Un bris d'équipement aurait causé la mort du sergent Janick Gilbert, le 28 octobre dernier, lorsqu'il tentait de porter secours à deux hommes en détresse sur une banquise dans le Nord canadien. Les enquêteurs disent maintenant mener un audit complet du processus de sauvetage de l'armée pour déterminer si les sauveteurs disposent d'un matériel adéquat.

Dans leur rapport préliminaire rendu public hier, les enquêteurs constatent que la combinaison étanche utilisée par le militaire de 34 ans pour se protéger des eaux glaciales n'était pas «optimisée». La courroie retenant tout son matériel de survie a été arrachée lors de son parachutage, laissant le sergent Gilbert à lui-même pendant cinq heures dans une mer agitée, couverte de frasil et d'imposants blocs de glace.

«On sait que ses deux collègues ont survécu, mais pas lui. Nous devons savoir pourquoi», a indiqué à La Presse le major Bill Canham, responsable de l'enquête.

Jusqu'à présent, l'enquête s'est surtout penchée sur l'équipement du militaire, les enquêteurs ayant constaté que les trois sauveteurs parachutés portaient des combinaisons différentes. Les enquêteurs ont maintenant décidé d'élargir leurs vérifications. «On fait un audit sur tout, de l'entraînement des techniciens en recherche et sauvetage à l'équipement qu'il portait, en passant par la prise de décision d'effectuer un saut en parachute», a indiqué le responsable de l'enquête dont le rapport final doit être diffusé d'ici au mois d'octobre prochain.

Dangereux sauvetage

Le soir du 26 octobre dernier, un homme et son fils à bord d'une petite embarcation sont restés coincés sur une banquise à une trentaine de kilomètres d'Igloolik, dans le Nord canadien. Alertée par leur balise de détresse, l'armée a envoyé des secours le lendemain matin.Un premier avion Hercules dépêché sur place a largué un radeau de sauvetage sur lequel le duo en détresse a réussi à grimper. Alors que les conditions météorologiques se détérioraient et que la noirceur s'installait, l'équipage d'un deuxième avion envoyé sur place a constaté que les deux hommes semblaient inconscients, probablement déshydratés et en état d'hypothermie. À 17h33, trois sauveteurs ont décidé de sauter en parachute pour leur porter assistance.

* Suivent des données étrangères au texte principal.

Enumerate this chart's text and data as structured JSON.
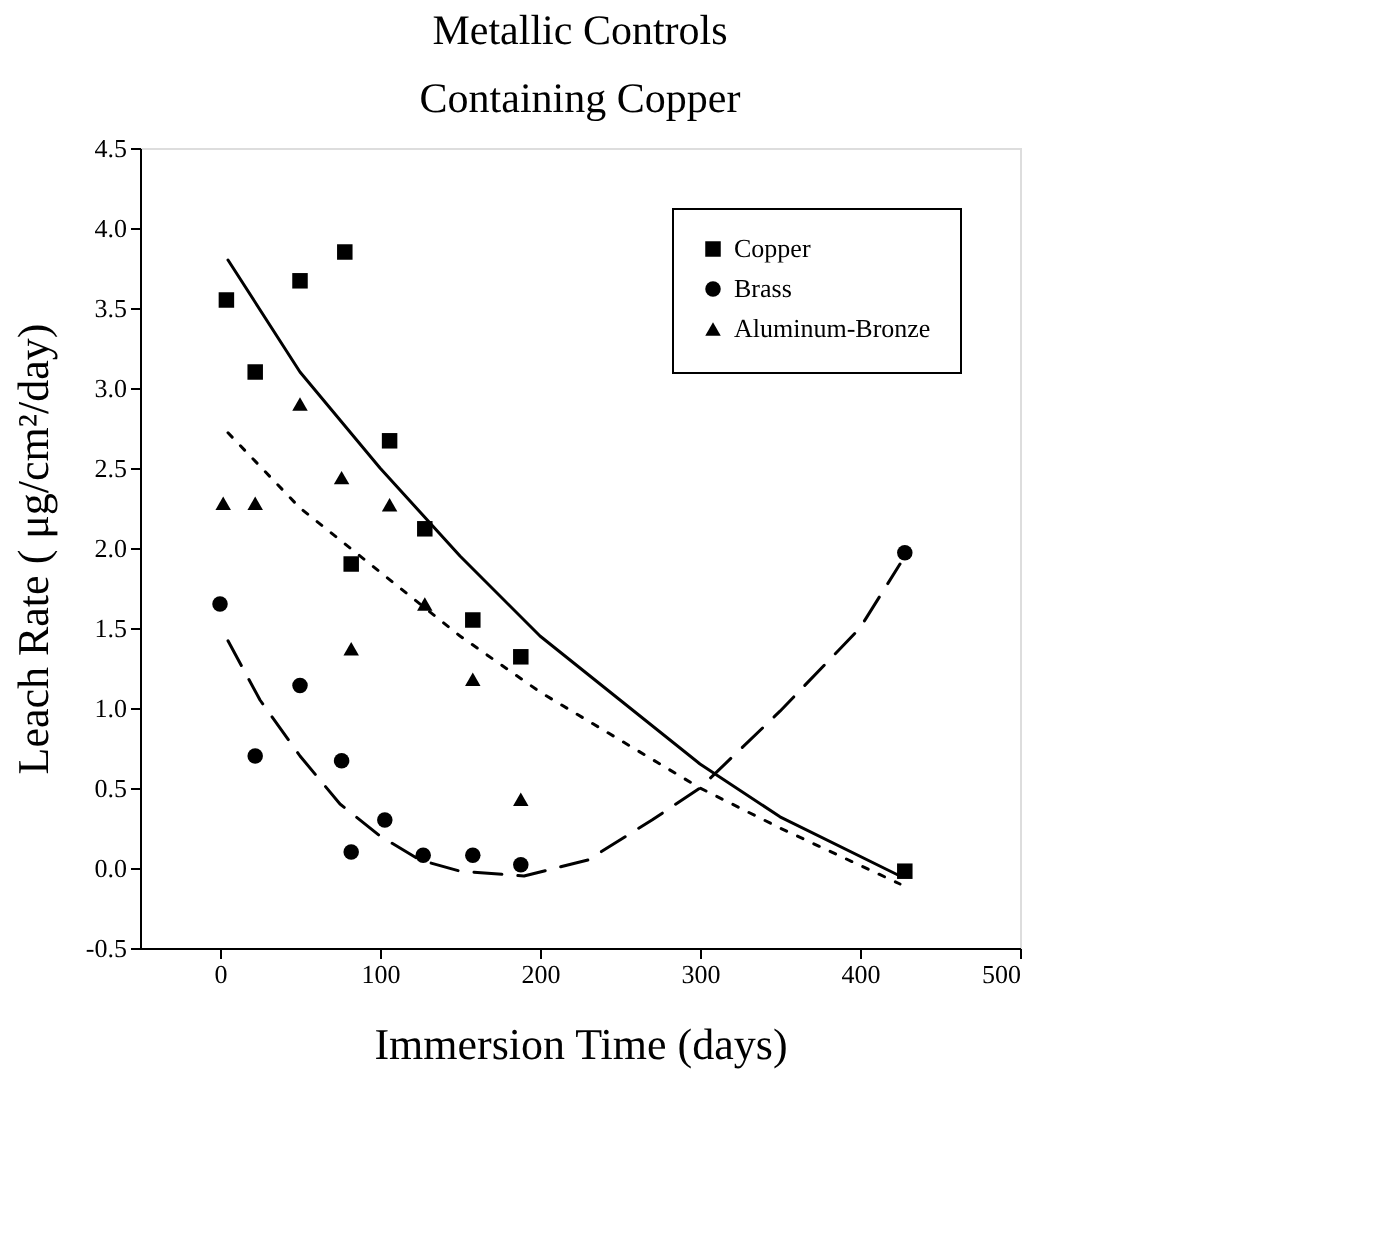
{
  "chart_data": {
    "type": "scatter",
    "title": [
      "Metallic Controls",
      "Containing Copper"
    ],
    "xlabel": "Immersion Time (days)",
    "ylabel": "Leach Rate (  μg/cm²/day)",
    "xlim": [
      -50,
      500
    ],
    "xticks": [
      0,
      100,
      200,
      300,
      400,
      500
    ],
    "ylim": [
      -0.5,
      4.5
    ],
    "yticks": [
      {
        "value": -0.5,
        "label": "-0.5"
      },
      {
        "value": 0,
        "label": "0.0"
      },
      {
        "value": 0.5,
        "label": "0.5"
      },
      {
        "value": 1,
        "label": "1.0"
      },
      {
        "value": 1.5,
        "label": "1.5"
      },
      {
        "value": 2,
        "label": "2.0"
      },
      {
        "value": 2.5,
        "label": "2.5"
      },
      {
        "value": 3,
        "label": "3.0"
      },
      {
        "value": 3.5,
        "label": "3.5"
      },
      {
        "value": 4,
        "label": "4.0"
      },
      {
        "value": 4.5,
        "label": "4.5"
      }
    ],
    "grid": false,
    "legend": "top right",
    "series": [
      {
        "name": "Copper",
        "color": "#000000",
        "marker": "square",
        "x": [
          4,
          22,
          50,
          78,
          82,
          106,
          128,
          158,
          188,
          428
        ],
        "values": [
          3.55,
          3.1,
          3.67,
          3.85,
          1.9,
          2.67,
          2.12,
          1.55,
          1.32,
          -0.02
        ]
      },
      {
        "name": "Brass",
        "color": "#000000",
        "marker": "circle",
        "x": [
          0,
          22,
          50,
          76,
          82,
          103,
          127,
          158,
          188,
          428
        ],
        "values": [
          1.65,
          0.7,
          1.14,
          0.67,
          0.1,
          0.3,
          0.08,
          0.08,
          0.02,
          1.97
        ]
      },
      {
        "name": "Aluminum-Bronze",
        "color": "#000000",
        "marker": "triangle",
        "x": [
          2,
          22,
          50,
          76,
          82,
          106,
          128,
          158,
          188
        ],
        "values": [
          2.28,
          2.28,
          2.9,
          2.44,
          1.37,
          2.27,
          1.65,
          1.18,
          0.43
        ]
      },
      {
        "type": "line",
        "color": "#000000",
        "line_style": "solid",
        "marker": "none",
        "x": [
          5,
          50,
          100,
          150,
          200,
          250,
          300,
          350,
          425
        ],
        "values": [
          3.8,
          3.1,
          2.5,
          1.95,
          1.45,
          1.05,
          0.65,
          0.32,
          -0.05
        ]
      },
      {
        "type": "line",
        "color": "#000000",
        "line_style": "dotted",
        "marker": "none",
        "x": [
          5,
          50,
          100,
          150,
          200,
          250,
          300,
          350,
          425
        ],
        "values": [
          2.72,
          2.25,
          1.85,
          1.45,
          1.1,
          0.8,
          0.5,
          0.25,
          -0.1
        ]
      },
      {
        "type": "line",
        "color": "#000000",
        "line_style": "dashed",
        "marker": "none",
        "x": [
          5,
          25,
          50,
          75,
          100,
          125,
          150,
          190,
          230,
          270,
          300,
          350,
          400,
          425
        ],
        "values": [
          1.42,
          1.05,
          0.7,
          0.4,
          0.2,
          0.05,
          -0.02,
          -0.05,
          0.05,
          0.3,
          0.5,
          0.98,
          1.5,
          1.9
        ]
      }
    ]
  }
}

Au moment du saut, la mer était balayée par de forts vents formant des vagues de deux à quatre mètres. Celles-ci ont rapidement gagné en vigueur pour atteindre jusqu'à neuf mètres, indique le rapport d'enquête. Du frasil et d'imposants morceaux de glace mesurant jusqu'à 1,5 mètre de largeur couvraient la surface de l'eau.

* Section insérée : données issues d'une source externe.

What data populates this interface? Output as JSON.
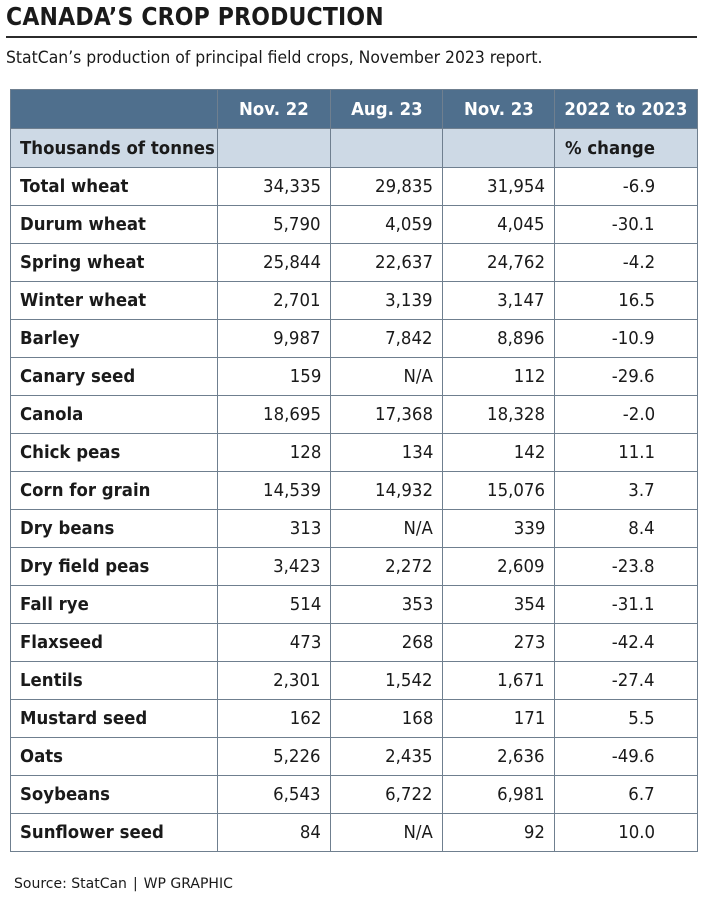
{
  "header": {
    "title": "CANADA’S CROP PRODUCTION",
    "subtitle": "StatCan’s production of principal field crops, November 2023 report."
  },
  "chart_data": {
    "type": "table",
    "title": "CANADA’S CROP PRODUCTION",
    "subtitle": "StatCan’s production of principal field crops, November 2023 report.",
    "columns": [
      "Nov. 22",
      "Aug. 23",
      "Nov. 23",
      "2022 to 2023"
    ],
    "row_header_label": "Thousands of tonnes",
    "change_unit_label": "% change",
    "rows": [
      {
        "crop": "Total wheat",
        "nov22": "34,335",
        "aug23": "29,835",
        "nov23": "31,954",
        "change": "-6.9"
      },
      {
        "crop": "Durum wheat",
        "nov22": "5,790",
        "aug23": "4,059",
        "nov23": "4,045",
        "change": "-30.1"
      },
      {
        "crop": "Spring wheat",
        "nov22": "25,844",
        "aug23": "22,637",
        "nov23": "24,762",
        "change": "-4.2"
      },
      {
        "crop": "Winter wheat",
        "nov22": "2,701",
        "aug23": "3,139",
        "nov23": "3,147",
        "change": "16.5"
      },
      {
        "crop": "Barley",
        "nov22": "9,987",
        "aug23": "7,842",
        "nov23": "8,896",
        "change": "-10.9"
      },
      {
        "crop": "Canary seed",
        "nov22": "159",
        "aug23": "N/A",
        "nov23": "112",
        "change": "-29.6"
      },
      {
        "crop": "Canola",
        "nov22": "18,695",
        "aug23": "17,368",
        "nov23": "18,328",
        "change": "-2.0"
      },
      {
        "crop": "Chick peas",
        "nov22": "128",
        "aug23": "134",
        "nov23": "142",
        "change": "11.1"
      },
      {
        "crop": "Corn for grain",
        "nov22": "14,539",
        "aug23": "14,932",
        "nov23": "15,076",
        "change": "3.7"
      },
      {
        "crop": "Dry beans",
        "nov22": "313",
        "aug23": "N/A",
        "nov23": "339",
        "change": "8.4"
      },
      {
        "crop": "Dry field peas",
        "nov22": "3,423",
        "aug23": "2,272",
        "nov23": "2,609",
        "change": "-23.8"
      },
      {
        "crop": "Fall rye",
        "nov22": "514",
        "aug23": "353",
        "nov23": "354",
        "change": "-31.1"
      },
      {
        "crop": "Flaxseed",
        "nov22": "473",
        "aug23": "268",
        "nov23": "273",
        "change": "-42.4"
      },
      {
        "crop": "Lentils",
        "nov22": "2,301",
        "aug23": "1,542",
        "nov23": "1,671",
        "change": "-27.4"
      },
      {
        "crop": "Mustard seed",
        "nov22": "162",
        "aug23": "168",
        "nov23": "171",
        "change": "5.5"
      },
      {
        "crop": "Oats",
        "nov22": "5,226",
        "aug23": "2,435",
        "nov23": "2,636",
        "change": "-49.6"
      },
      {
        "crop": "Soybeans",
        "nov22": "6,543",
        "aug23": "6,722",
        "nov23": "6,981",
        "change": "6.7"
      },
      {
        "crop": "Sunflower seed",
        "nov22": "84",
        "aug23": "N/A",
        "nov23": "92",
        "change": "10.0"
      }
    ]
  },
  "footer": {
    "source": "Source: StatCan",
    "separator": "|",
    "credit": "WP GRAPHIC"
  },
  "colors": {
    "header_bg": "#4f6f8d",
    "subheader_bg": "#cdd9e5",
    "border": "#6f7f8f"
  }
}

Pris dans ce dangereux cocktail météo, un seul des trois sauveteurs a d'ailleurs réussi à nager jusqu'au duo en détresse afin de lui prodiguer les premiers soins. Un deuxième militaire a tenté de se rapprocher du radeau de sauvetage, mais a fini par réaliser qu'il ne pourrait pas y arriver. Il a alors déployé son radeau de sauvetage personnel et s'y est réfugié jusqu'à ce qu'un hélicoptère vienne le chercher, quatre heures plus tard.

Chef d'équipe, le sergent Gilbert a toutefois été moins chanceux, amerrissant loin du radeau où prenaient place les deux hommes en détresse. Comble de malchance, la courroie qui retenait tout son matériel de survie a brisé durant le parachutage. Le militaire originaire de Baie-Comeau n'a donc pas pu compter sur son radeau de sauvetage pour s'extirper des eaux glaciales.

Privé de son matériel de survie, mais protégé par une combinaison étanche, le militaire avait une fenêtre de survie d'au maximum 1 heure 45 minutes, avance le Dr Ernest Prégent, urgentologue s'intéressant à l'hypothermie. Le médecin estime toutefois que l'homme risque de s'être noyé plus rapidement en raison des fortes vagues. Le corps du militaire a finalement été repêché cinq heures après son parachutage.